I had never existed before, and it was not up to me whether I would ever come into existence, just as it is not up to me, existing right now, when my existence should cease—therefore, I began and continue to live by the power of something that had existed before me, which will continue to exist after me and which is more powerful than me. And they tell me that there is no such thing that we call God.

— La Bruyere

7

In the same way that a person who had been locked up from his birth in a room with frosted glass windows would refer to the sun as frosted glass, i.e. by the name of the only object that lets sunlight enter his room, so too does the Gospel identify the meaning of God with the name of the highest feeling or the highest human ability that acts as the sole conduit for divine revelations from above. Namely, it calls God love and logos (word, reason).

Just as being liberated from his confinement is the only way for the prisoner to differentiate between the sun itself and the frosted glass which it illuminates, so does being liberated from one’s corporeal, material existence in various degrees gives the human soul the possibility of a direct unification with the divine essence.

And until then, the people who value their reason above all will continue to identify God with reason and call him reason, and the people who who value the feeling of love above all will continue to identify God with love and call him love.

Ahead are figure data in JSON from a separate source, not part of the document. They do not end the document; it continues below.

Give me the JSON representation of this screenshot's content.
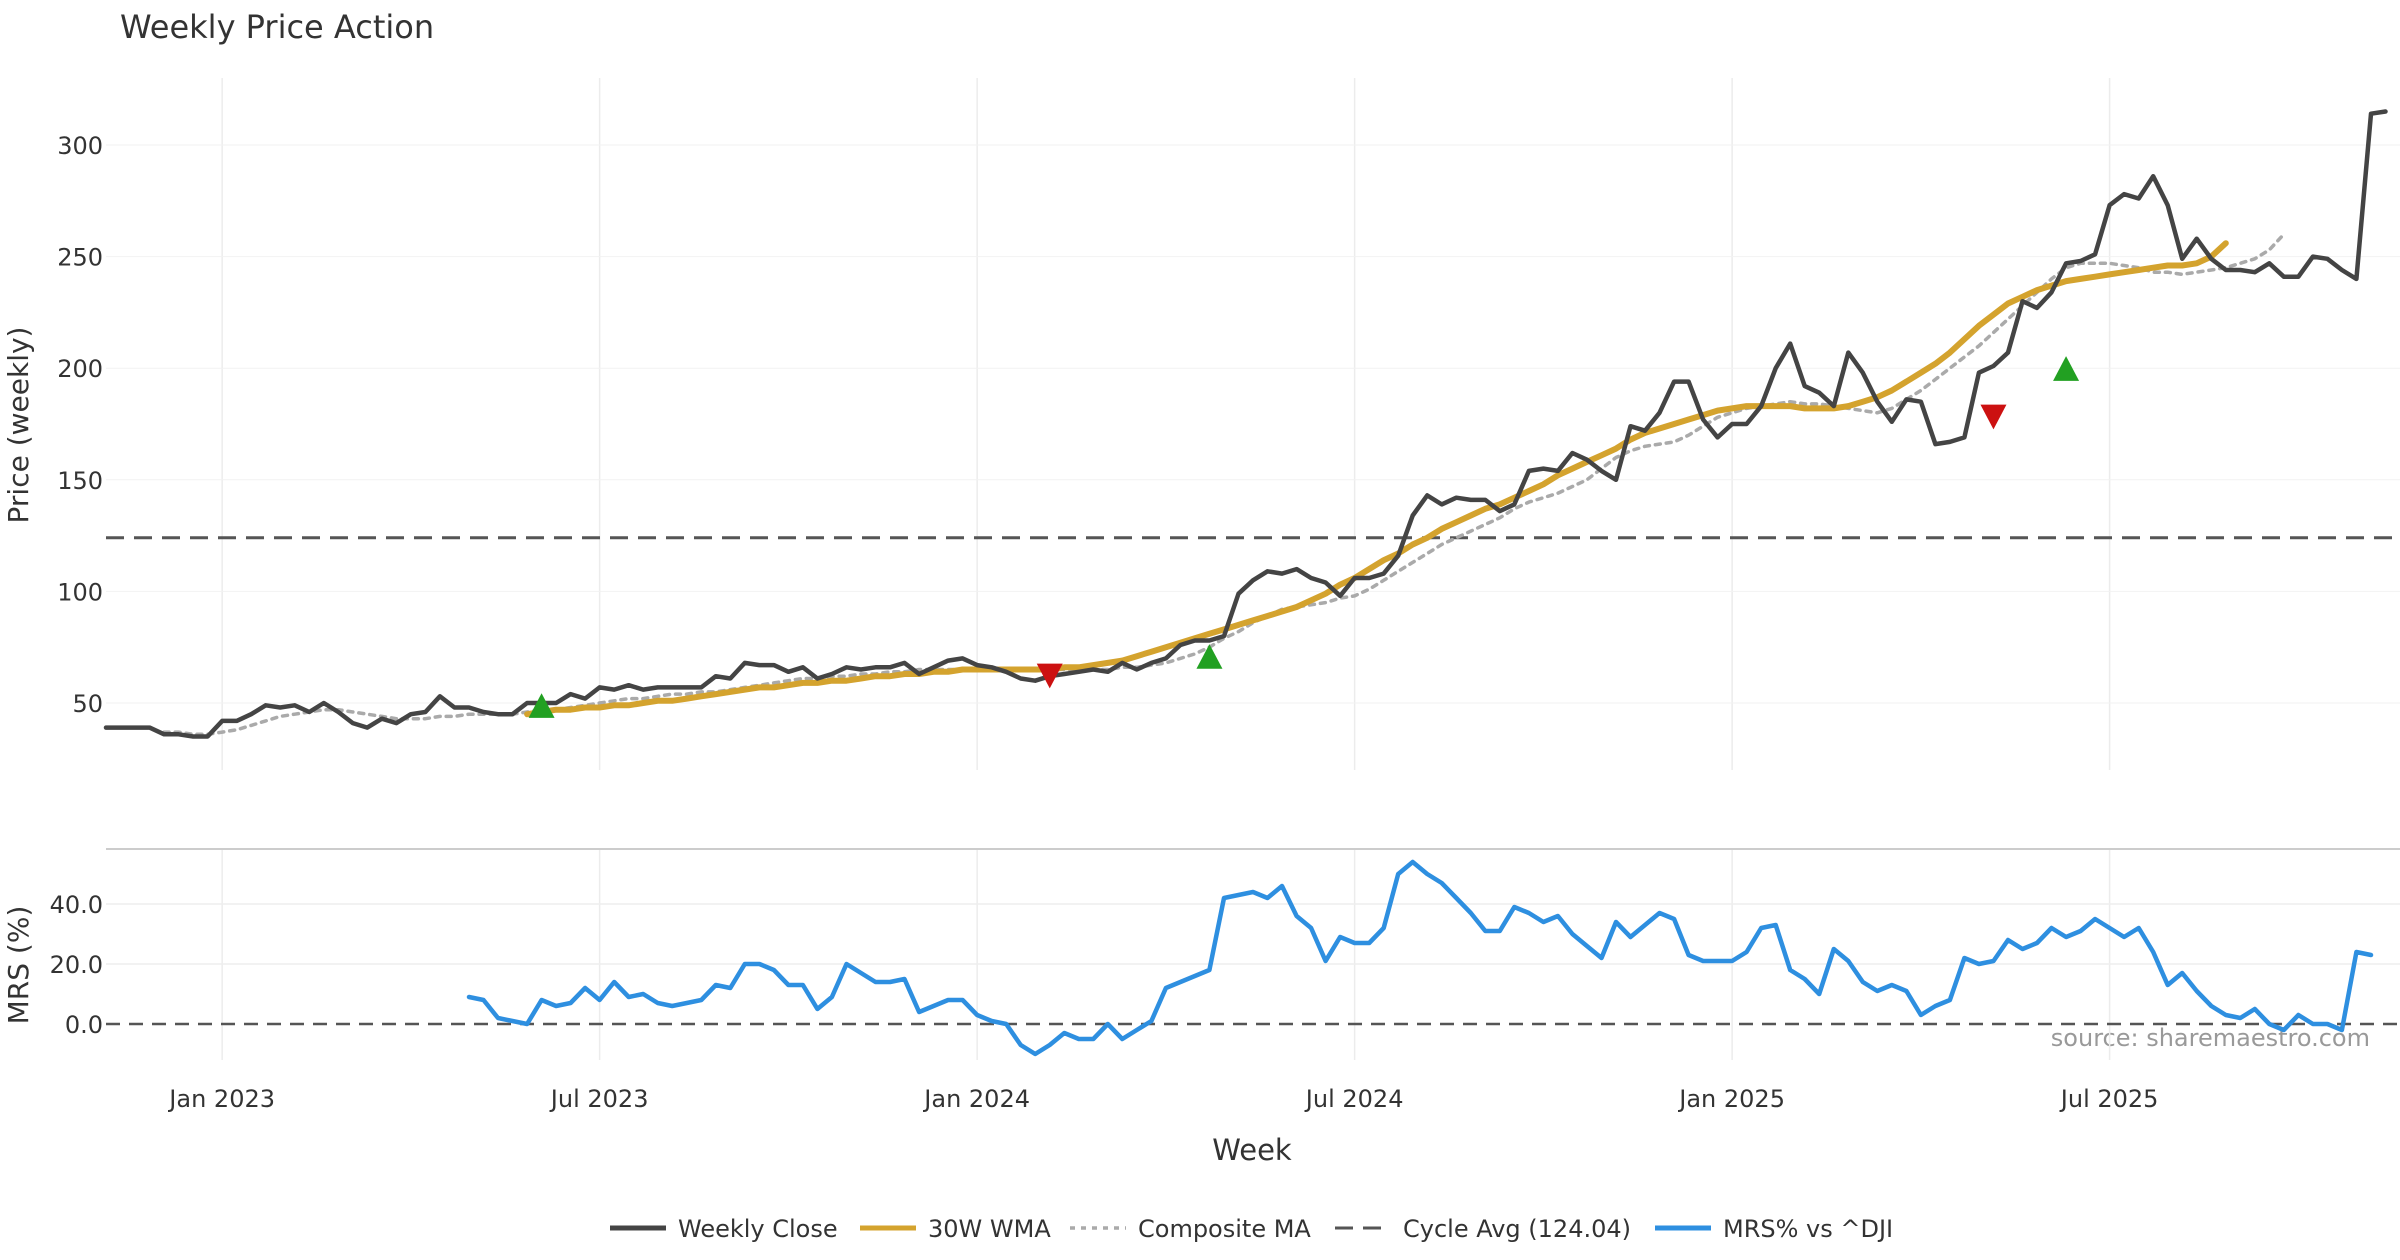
{
  "chart_data": [
    {
      "type": "line",
      "title": "Weekly Price Action",
      "xlabel": "",
      "ylabel": "Price (weekly)",
      "ylim": [
        20,
        330
      ],
      "yticks": [
        50,
        100,
        150,
        200,
        250,
        300
      ],
      "x_start_index": 0,
      "reference_line": {
        "name": "Cycle Avg (124.04)",
        "value": 124.04,
        "style": "dashed"
      },
      "series": [
        {
          "name": "Weekly Close",
          "color": "#444444",
          "values": [
            39,
            39,
            39,
            39,
            36,
            36,
            35,
            35,
            42,
            42,
            45,
            49,
            48,
            49,
            46,
            50,
            46,
            41,
            39,
            43,
            41,
            45,
            46,
            53,
            48,
            48,
            46,
            45,
            45,
            50,
            50,
            50,
            54,
            52,
            57,
            56,
            58,
            56,
            57,
            57,
            57,
            57,
            62,
            61,
            68,
            67,
            67,
            64,
            66,
            61,
            63,
            66,
            65,
            66,
            66,
            68,
            63,
            66,
            69,
            70,
            67,
            66,
            64,
            61,
            60,
            62,
            63,
            64,
            65,
            64,
            68,
            65,
            68,
            70,
            76,
            78,
            78,
            80,
            99,
            105,
            109,
            108,
            110,
            106,
            104,
            98,
            106,
            106,
            108,
            116,
            134,
            143,
            139,
            142,
            141,
            141,
            136,
            139,
            154,
            155,
            154,
            162,
            159,
            154,
            150,
            174,
            172,
            180,
            194,
            194,
            177,
            169,
            175,
            175,
            183,
            200,
            211,
            192,
            189,
            183,
            207,
            198,
            185,
            176,
            186,
            185,
            166,
            167,
            169,
            198,
            201,
            207,
            230,
            227,
            234,
            247,
            248,
            251,
            273,
            278,
            276,
            286,
            273,
            249,
            258,
            249,
            244,
            244,
            243,
            247,
            241,
            241,
            250,
            249,
            244,
            240,
            314,
            315
          ]
        },
        {
          "name": "30W WMA",
          "color": "#D4A32E",
          "start_index": 29,
          "values": [
            45,
            46,
            47,
            47,
            48,
            48,
            49,
            49,
            50,
            51,
            51,
            52,
            53,
            54,
            55,
            56,
            57,
            57,
            58,
            59,
            59,
            60,
            60,
            61,
            62,
            62,
            63,
            63,
            64,
            64,
            65,
            65,
            65,
            65,
            65,
            65,
            65,
            66,
            66,
            67,
            68,
            69,
            71,
            73,
            75,
            77,
            79,
            81,
            83,
            85,
            87,
            89,
            91,
            93,
            96,
            99,
            103,
            106,
            110,
            114,
            117,
            121,
            124,
            128,
            131,
            134,
            137,
            139,
            142,
            145,
            148,
            152,
            155,
            158,
            161,
            164,
            168,
            171,
            173,
            175,
            177,
            179,
            181,
            182,
            183,
            183,
            183,
            183,
            182,
            182,
            182,
            183,
            185,
            187,
            190,
            194,
            198,
            202,
            207,
            213,
            219,
            224,
            229,
            232,
            235,
            237,
            239,
            240,
            241,
            242,
            243,
            244,
            245,
            246,
            246,
            247,
            250,
            256
          ]
        },
        {
          "name": "Composite MA",
          "color": "#AAAAAA",
          "start_index": 4,
          "values": [
            37,
            37,
            36,
            36,
            37,
            38,
            40,
            42,
            44,
            45,
            46,
            47,
            47,
            46,
            45,
            44,
            43,
            43,
            43,
            44,
            44,
            45,
            45,
            45,
            45,
            46,
            47,
            47,
            48,
            49,
            50,
            51,
            52,
            52,
            53,
            54,
            54,
            55,
            55,
            56,
            57,
            58,
            59,
            60,
            61,
            61,
            62,
            62,
            63,
            63,
            64,
            64,
            65,
            65,
            65,
            65,
            65,
            65,
            65,
            65,
            65,
            65,
            65,
            65,
            65,
            65,
            66,
            66,
            67,
            68,
            70,
            72,
            75,
            79,
            82,
            86,
            89,
            92,
            93,
            94,
            95,
            97,
            98,
            101,
            105,
            109,
            113,
            117,
            121,
            124,
            127,
            130,
            133,
            137,
            140,
            142,
            144,
            147,
            150,
            155,
            160,
            163,
            165,
            166,
            167,
            170,
            174,
            178,
            180,
            182,
            183,
            184,
            185,
            184,
            184,
            183,
            182,
            181,
            180,
            182,
            186,
            190,
            195,
            200,
            205,
            210,
            216,
            222,
            228,
            234,
            240,
            245,
            247,
            247,
            247,
            246,
            245,
            243,
            243,
            242,
            243,
            244,
            245,
            247,
            249,
            253,
            260
          ]
        }
      ],
      "markers": [
        {
          "type": "buy",
          "color": "#22A022",
          "index": 30,
          "value": 48
        },
        {
          "type": "sell",
          "color": "#CC1111",
          "index": 65,
          "value": 63
        },
        {
          "type": "buy",
          "color": "#22A022",
          "index": 76,
          "value": 70
        },
        {
          "type": "sell",
          "color": "#CC1111",
          "index": 130,
          "value": 179
        },
        {
          "type": "buy",
          "color": "#22A022",
          "index": 135,
          "value": 199
        }
      ]
    },
    {
      "type": "line",
      "title": "",
      "xlabel": "Week",
      "ylabel": "MRS (%)",
      "ylim": [
        -12,
        58
      ],
      "yticks": [
        "0.0",
        "20.0",
        "40.0"
      ],
      "ytick_values": [
        0,
        20,
        40
      ],
      "x_tick_labels": [
        "Jan 2023",
        "Jul 2023",
        "Jan 2024",
        "Jul 2024",
        "Jan 2025",
        "Jul 2025"
      ],
      "x_tick_indices": [
        8,
        34,
        60,
        86,
        112,
        138
      ],
      "reference_line": {
        "value": 0,
        "style": "dashed"
      },
      "series": [
        {
          "name": "MRS% vs ^DJI",
          "color": "#2E8FE0",
          "start_index": 25,
          "values": [
            9,
            8,
            2,
            1,
            0,
            8,
            6,
            7,
            12,
            8,
            14,
            9,
            10,
            7,
            6,
            7,
            8,
            13,
            12,
            20,
            20,
            18,
            13,
            13,
            5,
            9,
            20,
            17,
            14,
            14,
            15,
            4,
            6,
            8,
            8,
            3,
            1,
            0,
            -7,
            -10,
            -7,
            -3,
            -5,
            -5,
            0,
            -5,
            -2,
            1,
            12,
            14,
            16,
            18,
            42,
            43,
            44,
            42,
            46,
            36,
            32,
            21,
            29,
            27,
            27,
            32,
            50,
            54,
            50,
            47,
            42,
            37,
            31,
            31,
            39,
            37,
            34,
            36,
            30,
            26,
            22,
            34,
            29,
            33,
            37,
            35,
            23,
            21,
            21,
            21,
            24,
            32,
            33,
            18,
            15,
            10,
            25,
            21,
            14,
            11,
            13,
            11,
            3,
            6,
            8,
            22,
            20,
            21,
            28,
            25,
            27,
            32,
            29,
            31,
            35,
            32,
            29,
            32,
            24,
            13,
            17,
            11,
            6,
            3,
            2,
            5,
            0,
            -2,
            3,
            0,
            0,
            -2,
            24,
            23
          ]
        }
      ],
      "annotation": "source: sharemaestro.com"
    }
  ],
  "legend": {
    "placement": "bottom-center",
    "items": [
      {
        "label": "Weekly Close",
        "style": "solid",
        "color": "#444444"
      },
      {
        "label": "30W WMA",
        "style": "solid",
        "color": "#D4A32E"
      },
      {
        "label": "Composite MA",
        "style": "dotted",
        "color": "#AAAAAA"
      },
      {
        "label": "Cycle Avg (124.04)",
        "style": "dashed",
        "color": "#555555"
      },
      {
        "label": "MRS% vs ^DJI",
        "style": "solid",
        "color": "#2E8FE0"
      }
    ]
  }
}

And lastly, the people who do not yet believe in their reason or in their love, and who, as a consequence of this, blindly and unquestionably believe in the authority of another person, will continue to identify God with a person.

— Fyodor Strakhov


If your eyes are blinded by the sun, you would not say that there is no sun. Neither would you say that there is no God just because your mind is confused and lost trying to understand him.